CISC447/CISC866 Cybersecurity: Fall 2020 |
An introduction to cybersecurity covering a wide range of vulnerabilities, attacks, and defence mechanisms in individual computers, networks, the Internet and the Web and applications that use them, and storage and computational clouds. The human side of cybersecurity, and the legal and ethical constraints on both attack and defence.
Topics: Authentication (passwords, tokens), Cryptography (encryption, public key, certificates), Malware and software security (worms, viruses), Web attack and defence (browsers, phishing, drive-by downloads), Operating system attack and defence (secure design, rootkits), Network attack and defence (interception, denial of service, encryption, VPNs, firewalls, IDSs), Cloud attack and defence, Privacy, Human factors and social engineering, Ethics and legal issues.

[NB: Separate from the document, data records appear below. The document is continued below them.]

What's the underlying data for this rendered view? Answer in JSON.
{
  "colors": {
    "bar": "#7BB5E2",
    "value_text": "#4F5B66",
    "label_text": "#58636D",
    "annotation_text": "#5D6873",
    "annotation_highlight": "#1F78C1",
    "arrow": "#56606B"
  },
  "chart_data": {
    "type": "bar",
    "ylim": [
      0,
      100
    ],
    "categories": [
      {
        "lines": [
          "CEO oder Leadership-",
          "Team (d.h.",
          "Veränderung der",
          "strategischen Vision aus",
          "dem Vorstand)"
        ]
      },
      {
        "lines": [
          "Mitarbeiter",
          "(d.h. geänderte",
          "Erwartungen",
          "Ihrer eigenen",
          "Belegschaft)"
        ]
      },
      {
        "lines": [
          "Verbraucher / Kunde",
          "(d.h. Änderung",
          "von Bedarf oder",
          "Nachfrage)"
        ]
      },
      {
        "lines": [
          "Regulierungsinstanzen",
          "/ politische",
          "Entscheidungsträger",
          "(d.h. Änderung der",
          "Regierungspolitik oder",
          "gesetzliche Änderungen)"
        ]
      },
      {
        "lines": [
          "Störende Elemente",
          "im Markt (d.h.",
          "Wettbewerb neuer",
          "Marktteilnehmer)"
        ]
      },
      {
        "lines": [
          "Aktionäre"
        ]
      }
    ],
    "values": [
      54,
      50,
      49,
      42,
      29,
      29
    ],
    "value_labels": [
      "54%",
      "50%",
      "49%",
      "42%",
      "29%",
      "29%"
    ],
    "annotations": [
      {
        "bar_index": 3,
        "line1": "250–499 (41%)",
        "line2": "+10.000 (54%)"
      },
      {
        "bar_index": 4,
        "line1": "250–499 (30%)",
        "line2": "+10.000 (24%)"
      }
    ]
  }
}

This is both an undergraduate and graduate course. Grad students will face a more demanding assessment process.
The course will be offered in flipped mode, with a substantial online component and 1 contact hour per week which will be used for enhanced learning and interaction.
Upon successful completion of the course a student will be able to:
The lecture material and audio will be available through OnQ.
The course is hands-on, and you will be experimenting with both attack and defence in a virtual machine setting. You may want to review what you learned in CISC324 (Operating Systems) and CISC335 (Networks). You might also want to brush up on your grasp of C and Unix.
There will be assignments that require programming, and a final exam.